In 2012, the Brazilian magazine Veja accused Evo Morales and his then minister Juan Ramón Quintana, of providing raw material for the production of drugs that were destined for Brazil

In 2012, former senator Roger Pinto asked Brazil for political asylum for fear of an attack on his personal security and for having "evidence of corruption and links with drug trafficking at the highest levels of the government of President Evo Morales".

In September 2013, a ghost town exclusively built for drug production was discovered in Oruro and the media points responsibility to the government.

That same year, in November, Luis Cutipa Salva, then a substitute deputy of the MAS was arrested for diverting 45,000 tons of coca leaf to drug trafficking hot spots.

In September 2015, former Bolivian businessman José Luis Sejas Rosales is arrested for an international arrest warrant for drug trafficking in Argentina. Sejas Rosales was a former advisor to Yacimientos Petrolifos Fiscales Bolivianos.

In July 2017, Romer Gutierrez Quezada, a former MAS adviser, was arrested in Brazil when he tried to enter 100 kg of drugs.

In October 2017, in a joint operation between the Brazilian Federal Police and the Matto Grosso Military Police, a plane containing 480 kg of cocaine was captured, and arrested, in this country, Carmen Iris Lima Lobo, former candidate for the sub-government of the department of Beni. Previously, in September, his nephew, Abio Adhemar Andrade Lima Lobo, was arrested in this same country for trying to enter Brazil 480 kg. of cocaine.

On April 18, 2018, the former consul of Bolivia in Brazil, Haisen Ribero, is arrested for possessing 528 kg. of high purity cocaine. Days later, at the request of the government, he is released.

On April 23, 2019, Gonzalo Medina, former director of the FELCN and the captain of the Bolivian Police, Fernando Moreira, are arrested on alleged drug trafficking charges.

On June 4 of that same year, another MAS official, Mayerling Castedo, was arrested, along with members of her family (her children: Darío and Joice Candia Castedo as well as her son-in-law Hugo Yañez and her nephew, Luís Darío Candia Zelada) by members of the police for alleged drug trafficking.

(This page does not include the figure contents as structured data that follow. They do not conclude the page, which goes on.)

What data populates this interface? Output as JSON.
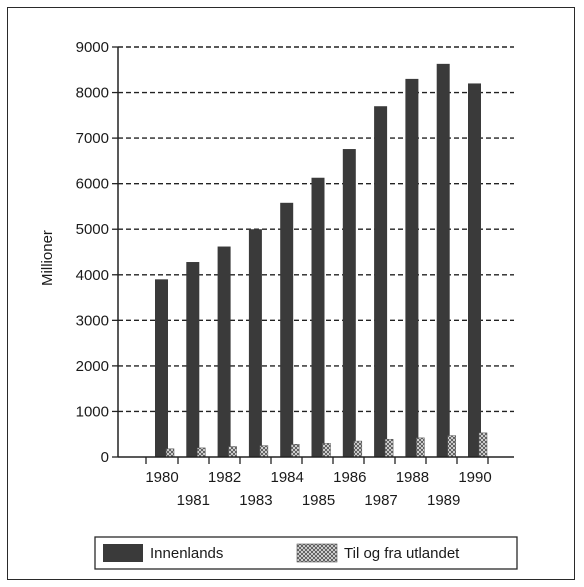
{
  "chart_data": {
    "type": "bar",
    "ylabel": "Millioner",
    "xlabel": "",
    "ylim": [
      0,
      9000
    ],
    "yticks": [
      0,
      1000,
      2000,
      3000,
      4000,
      5000,
      6000,
      7000,
      8000,
      9000
    ],
    "grid": "horizontal dashed",
    "categories": [
      "1980",
      "1981",
      "1982",
      "1983",
      "1984",
      "1985",
      "1986",
      "1987",
      "1988",
      "1989",
      "1990"
    ],
    "series": [
      {
        "name": "Innenlands",
        "color": "#3a3a3a",
        "values": [
          3900,
          4280,
          4620,
          5000,
          5580,
          6130,
          6760,
          7700,
          8300,
          8630,
          8200
        ]
      },
      {
        "name": "Til og fra utlandet",
        "color": "#c8c8c8",
        "pattern": "crosshatch",
        "values": [
          180,
          200,
          230,
          250,
          280,
          300,
          350,
          390,
          420,
          470,
          530
        ]
      }
    ],
    "legend_position": "bottom"
  }
}
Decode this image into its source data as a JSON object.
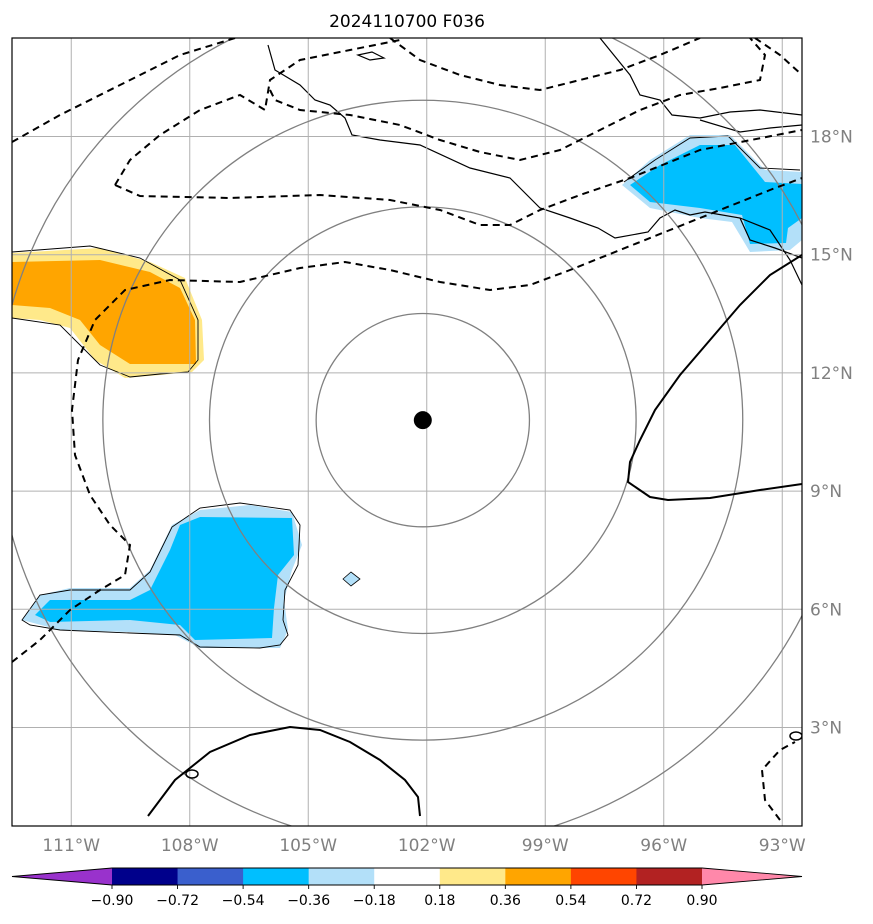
{
  "title": "2024110700 F036",
  "map": {
    "extent_lon": [
      -112.5,
      -92.5
    ],
    "extent_lat": [
      0.5,
      20.5
    ],
    "lat_ticks": [
      {
        "value": 3,
        "label": "3°N"
      },
      {
        "value": 6,
        "label": "6°N"
      },
      {
        "value": 9,
        "label": "9°N"
      },
      {
        "value": 12,
        "label": "12°N"
      },
      {
        "value": 15,
        "label": "15°N"
      },
      {
        "value": 18,
        "label": "18°N"
      }
    ],
    "lon_ticks": [
      {
        "value": -111,
        "label": "111°W"
      },
      {
        "value": -108,
        "label": "108°W"
      },
      {
        "value": -105,
        "label": "105°W"
      },
      {
        "value": -102,
        "label": "102°W"
      },
      {
        "value": -99,
        "label": "99°W"
      },
      {
        "value": -96,
        "label": "96°W"
      },
      {
        "value": -93,
        "label": "93°W"
      }
    ],
    "center": {
      "lon": -102.1,
      "lat": 10.8
    },
    "range_rings_deg": [
      2.7,
      5.4,
      8.1,
      10.8
    ],
    "contour_labels": [
      {
        "text": "0",
        "lon": -108.5,
        "lat": 2.3
      },
      {
        "text": "0",
        "lon": -92.7,
        "lat": 2.5
      }
    ],
    "colors": {
      "grid": "#b0b0b0",
      "ring": "#808080",
      "positive_light": "#ffe98a",
      "positive_dark": "#ffa500",
      "negative_light": "#b3e0f9",
      "negative_dark": "#00bfff"
    }
  },
  "colorbar": {
    "labels": [
      "−0.90",
      "−0.72",
      "−0.54",
      "−0.36",
      "−0.18",
      "0.18",
      "0.36",
      "0.54",
      "0.72",
      "0.90"
    ],
    "colors": [
      "#9932cc",
      "#00008b",
      "#3a5fcd",
      "#00bfff",
      "#b3e0f9",
      "#ffffff",
      "#ffe98a",
      "#ffa500",
      "#ff4500",
      "#b22222",
      "#ff88aa"
    ]
  }
}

On September 13, 2019, Winston Julio Rodriguez was arrested for possession of 166 kg of cocaine. Newspapers of the country begin to circulate photos of Evo Morales next to Winston Julio Rodriguez.

On December 18, former consul Diego Fernando Vega Ibarra was arrested in Argentina for drug trafficking in that country.

On February 6, 2020, Dora Vallejos, wife of drug trafficker Bismark Carlos Padilla and personal friend of former MAS minister Carlos Romero and General Gonzalo Medina, was formally arrested for drug trafficking.

On March 5, 2020, Terán and Elba Terán, sisters of Margarita Terán (a member of the MAS party), are sentenced to 15 years in prison for the crime of drug trafficking.

On April 10 of that year, Faustino Yucra, a former coca grower leader and friend of Evo Morales, was arrested, accused of drug trafficking, terrorism and sedition.